L’art actuel de Rafael Grassi apparaissant comme un travail dans lequel la peinture fait l’expérience de ses moyens propres pourrait être l’exacte illustration de cette situation. Les tableaux de format modeste qu’il réalise depuis plusieurs années, loin de l’emphase des tableaux d’histoire ou des démonstrations spectaculaires évoquent une sorte de laboratoire et presque un répertoire ou un recensement d’agencements possibles, de variations formelles dans lesquelles cohabitent ou plutôt co-agissent le modelé et l’aplat, la profondeur fictive et le plan frontal. A la manière des artistes minimalistes américains prévenant qu’il n’y a rien à attendre de l’œuvre que ce qu’elle donne à voir, ces petits tableaux n’émettent aucun discours, ne racontent aucune histoire, sinon celle, à la manière d’un relevé de gestes ou de positions tels que les arts martiaux en donne la matière dans des katas, des différentes manières de plier l’espace. A ce propos, André Breton avait prévenu en concluant Nadja : la beauté sera convulsive. Baudelaire l’avait déjà noté : le beau est toujours bizarre. A ces prémonitions l’artiste d’aujourd’hui peut répondre car les œuvres de Rafael Grassi conjuguent en vérité assez souvent le convulsif et le bizarre. Ne serait-ce que ces figurines bariolées, extatiques.

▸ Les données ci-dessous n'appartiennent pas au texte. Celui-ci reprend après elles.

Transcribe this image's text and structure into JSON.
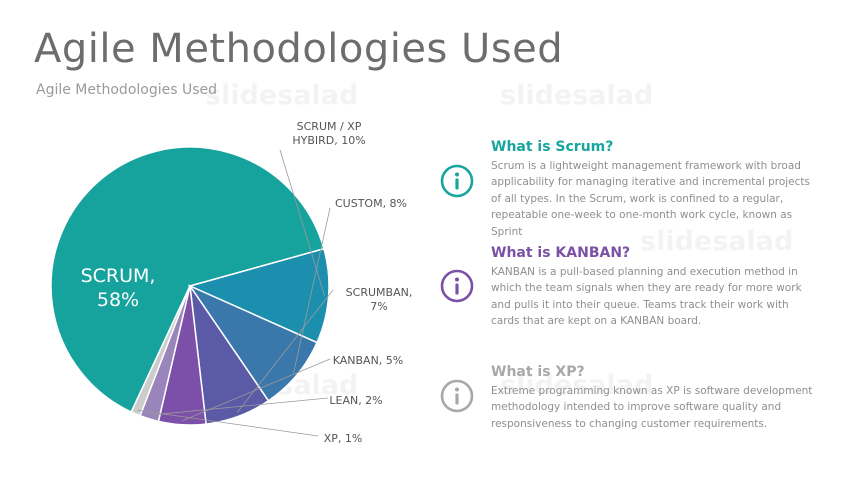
{
  "title": "Agile Methodologies Used",
  "subtitle": "Agile Methodologies Used",
  "watermark": "slidesalad",
  "colors": {
    "scrum": "#17a69f",
    "kanban": "#7b51a6",
    "xp": "#aaaaaa"
  },
  "chart_data": {
    "type": "pie",
    "slices": [
      {
        "label": "SCRUM, 58%",
        "label_lines": [
          "SCRUM,",
          "58%"
        ],
        "value": 58,
        "color": "#16a39d"
      },
      {
        "label": "SCRUM / XP HYBIRD, 10%",
        "label_lines": [
          "SCRUM / XP",
          "HYBIRD, 10%"
        ],
        "value": 10,
        "color": "#1d8fae"
      },
      {
        "label": "CUSTOM, 8%",
        "label_lines": [
          "CUSTOM, 8%"
        ],
        "value": 8,
        "color": "#3a78ac"
      },
      {
        "label": "SCRUMBAN, 7%",
        "label_lines": [
          "SCRUMBAN,",
          "7%"
        ],
        "value": 7,
        "color": "#5a5aa6"
      },
      {
        "label": "KANBAN, 5%",
        "label_lines": [
          "KANBAN, 5%"
        ],
        "value": 5,
        "color": "#7c4fa8"
      },
      {
        "label": "LEAN, 2%",
        "label_lines": [
          "LEAN, 2%"
        ],
        "value": 2,
        "color": "#9a85bb"
      },
      {
        "label": "XP, 1%",
        "label_lines": [
          "XP, 1%"
        ],
        "value": 1,
        "color": "#cccccc"
      }
    ]
  },
  "info": [
    {
      "title": "What is Scrum?",
      "color": "#17a69f",
      "icon": "info-icon",
      "text": "Scrum is a lightweight management framework with broad applicability for managing iterative and incremental projects of all types. In the Scrum, work is confined to a regular, repeatable one-week to one-month work cycle, known as Sprint"
    },
    {
      "title": "What is KANBAN?",
      "color": "#7b51a6",
      "icon": "info-icon",
      "text": "KANBAN is a pull-based planning and execution method in which the team signals when they are ready for more work and pulls it into their queue. Teams track their work with cards that are kept on a KANBAN board."
    },
    {
      "title": "What is XP?",
      "color": "#a8a8a8",
      "icon": "info-icon",
      "text": "Extreme programming known as XP is software development methodology intended to improve software quality and responsiveness to changing customer requirements."
    }
  ]
}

Le jeu pourrait avoir son intitulé : prenez quelques objets simples, clichés de l’histoire de la peinture et volontiers inertes comme ceux dont se sont servis les peintres cubistes dans leur période synthétique — bouquet de fleur, pot, toile, bouteille, chapeau, cartes, motifs de tapisserie. Notez comme ainsi envisagés ces objets sont déshabillés de leur usage pour devenir des sortes d’abstractions, des images. A vous ensuite de décider si vous souhaitez les déposer à la surface de la toile comme Matisse fit des formes et contre-formes que ces ciseaux découpaient dans le papier gouaché, si vous souhaitez les projeter dans la profondeur qu’ouvre la même toile appréhendée comme une fenêtre ou si vous préférez enfin mêler ces deux façons à la fois opposées et conjointes par goût de l’équivoque et du jeu. Le caractère ludique de l’opération est chez Rafael Grassi encore accentué par l’usage de couleurs que l’on pourrait qualifier de pop, c’est à dire vives et claires, acides parfois ; par la silhouette enfantine ou logotype des objet, les allures de blagues que prennent les mises en scène d’une bougie dodue ou bancale, d’une figurine prise en pleine cabriole, d’un délire végétal aux airs de motif textile, d’une paire de chaussettes rayées. Sa manière de ne jamais aller au bout de la démonstration, mais de la retourner à mi-chemin sur elle même, de la parasiter de diverses manières. Ce sont des images qui sont prises en charge par la peinture en une manière de mise en abîme : des images peintes dans des images peintes (la perspective étant vouée à être poussée encore lorsque ces dites images sont reproduites sur un carton d’invitation ou affichées dans la mosaïque d’un compte Facebook ou Instagram.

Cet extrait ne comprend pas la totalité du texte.